Shavuot/Pentacost: 50 days after firstfruits. It is a day of rest to remember the receiving of the 10 commandments at Mt. Sinai. It is also celebrated as Pentecost, the day in which the disciples received the power of the holy spirit in the New Testament.
Fast of the 4th month (Tzom Tammuz): A daylight only fast remembering the breaching of the walls of Jerusalem during the Babylonian seige.
Fast of the 5th Month (Tisha'B'Av): A full day fast (night + day) remembering the destruction of the first and second temple.
Rosh Hashana/Yom Teruah: The main Jewish New year (There are 4 types of new years). Also known as the feast of trumpets where a horn called a shofar is blown.
Fast of Gedalia: A daylight fast in the 7th month.
Yom Kippur: The Day of Atonement, the holiest day on the calenday, and is kept with a full day (night + day) fast.

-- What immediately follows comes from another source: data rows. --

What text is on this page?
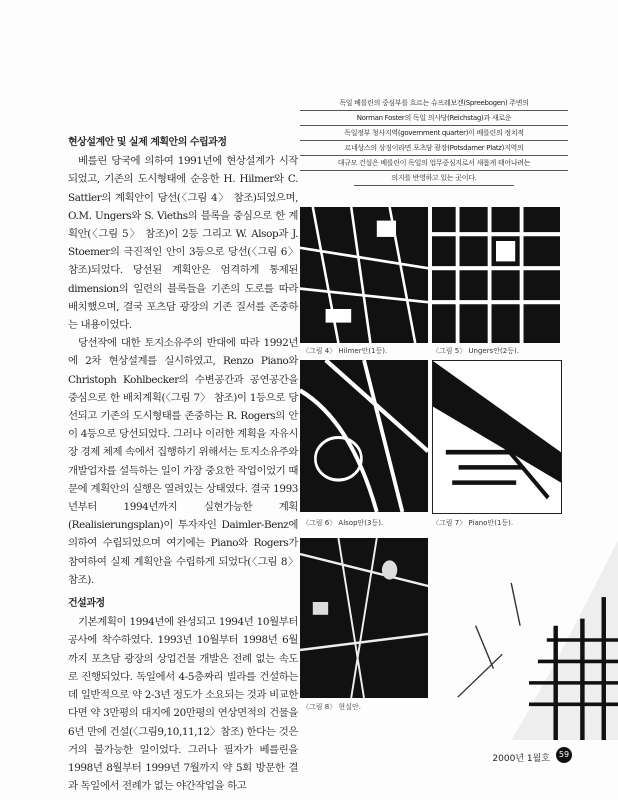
독일 베를린의 중심부를 흐르는 슈프레보겐(Spreebogen) 주변의
Norman Foster의 독일 의사당(Reichstag)과 새로운
독일정부 청사지역(government quarter)이 베를린의 정치적
르네상스의 상징이라면 포츠담 광장(Potsdamer Platz)지역의
대규모 건설은 베를린이 독일의 업무중심지로서 새롭게 태어나려는
의지를 반영하고 있는 곳이다.

현상설계안 및 실제 계획안의 수립과정

베를린 당국에 의하여 1991년에 현상설계가 시작되었고, 기존의 도시형태에 순응한 H. Hilmer와 C. Sattler의 계획안이 당선(〈그림 4〉 참조)되었으며, O.M. Ungers와 S. Vieths의 블록을 중심으로 한 계획안(〈그림 5〉 참조)이 2등 그리고 W. Alsop과 J. Stoemer의 극진적인 안이 3등으로 당선(〈그림 6〉 참조)되었다. 당선된 계획안은 엄격하게 통제된 dimension의 일련의 블록들을 기존의 도로를 따라 배치했으며, 결국 포츠담 광장의 기존 질서를 존중하는 내용이었다.

당선작에 대한 토지소유주의 반대에 따라 1992년에 2차 현상설계를 실시하였고, Renzo Piano와 Christoph Kohlbecker의 수변공간과 공연공간을 중심으로 한 배치계획(〈그림 7〉 참조)이 1등으로 당선되고 기존의 도시형태를 존중하는 R. Rogers의 안이 4등으로 당선되었다. 그러나 이러한 계획을 자유시장 경제 체제 속에서 집행하기 위해서는 토지소유주와 개발업자를 설득하는 일이 가장 중요한 작업이었기 때문에 계획안의 실행은 열려있는 상태였다. 결국 1993년부터 1994년까지 실현가능한 계획(Realisierungsplan)이 투자자인 Daimler-Benz에 의하여 수립되었으며 여기에는 Piano와 Rogers가 참여하여 실제 계획안을 수립하게 되었다(〈그림 8〉 참조).

건설과정

기본계획이 1994년에 완성되고 1994년 10월부터 공사에 착수하였다. 1993년 10월부터 1998년 6월까지 포츠담 광장의 상업건물 개발은 전례 없는 속도로 진행되었다. 독일에서 4-5층짜리 빌라를 건설하는데 일반적으로 약 2-3년 정도가 소요되는 것과 비교한다면 약 3만평의 대지에 20만평의 연상면적의 건물을 6년 만에 건설(〈그림9,10,11,12〉참조) 한다는 것은 거의 불가능한 일이었다. 그러나 필자가 베를린을 1998년 8월부터 1999년 7월까지 약 5회 방문한 결과 독일에서 전례가 없는 야간작업을 하고

〈그림 4〉 Hilmer안(1등).	〈그림 5〉 Ungers안(2등).
〈그림 6〉 Alsop안(3등).	〈그림 7〉 Piano안(1등).
〈그림 8〉 현실안.
2000년 1월호	59
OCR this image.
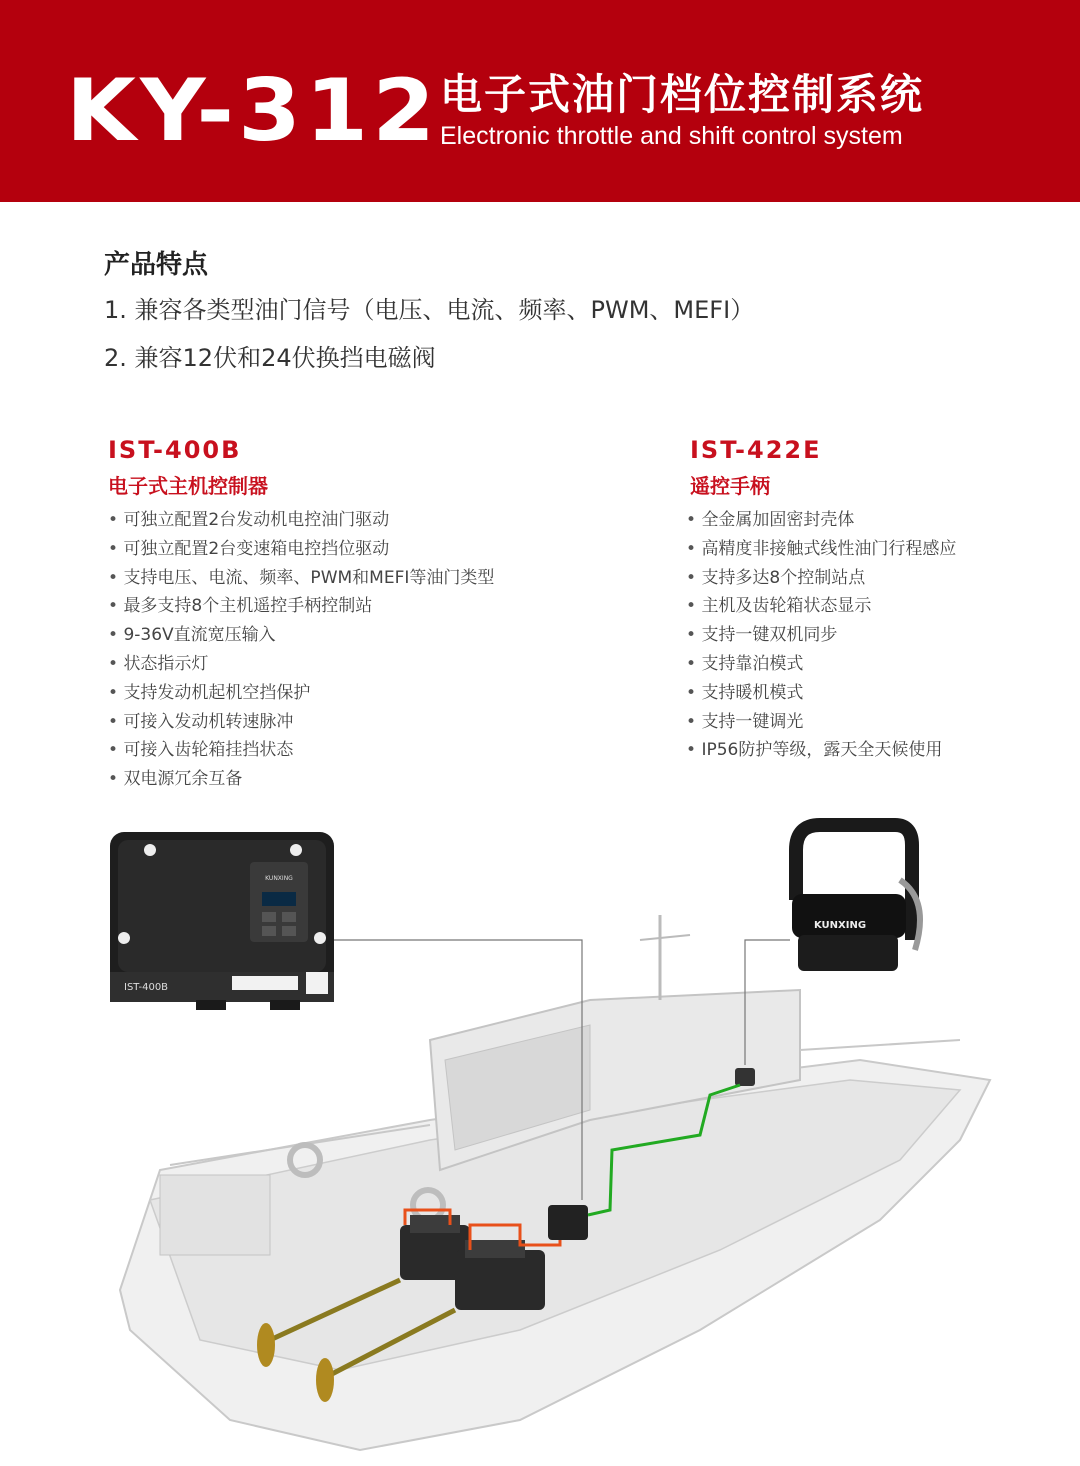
KY-312 电子式油门档位控制系统
Electronic throttle and shift control system
产品特点
1. 兼容各类型油门信号（电压、电流、频率、PWM、MEFI）
2. 兼容12伏和24伏换挡电磁阀
IST-400B
电子式主机控制器
• 可独立配置2台发动机电控油门驱动
• 可独立配置2台变速箱电控挡位驱动
• 支持电压、电流、频率、PWM和MEFI等油门类型
• 最多支持8个主机遥控手柄控制站
• 9-36V直流宽压输入
• 状态指示灯
• 支持发动机起机空挡保护
• 可接入发动机转速脉冲
• 可接入齿轮箱挂挡状态
• 双电源冗余互备
IST-422E
遥控手柄
• 全金属加固密封壳体
• 高精度非接触式线性油门行程感应
• 支持多达8个控制站点
• 主机及齿轮箱状态显示
• 支持一键双机同步
• 支持靠泊模式
• 支持暖机模式
• 支持一键调光
• IP56防护等级，露天全天候使用
KUNXING
IST-400B
KUNXING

Sukkot (The week of booths or tabernacles): A week long holiday which involves dwelling in a hut outside. The first and last days are days of rest.
Shemini Atzeret/The last great day (The 8th day Assembly): A holy day concluding the sukkot week. It coincides with rerolling the Torah scroll, called Simchat Torah (The Joy of the Torah).
Hannukah: an eight day festival of lights.
Asara B'Tevet: a daylight fast in the 10th month.
Tu B'Shvat: the new year for trees.
Purim: A holiday celebrating events from the book of Esther.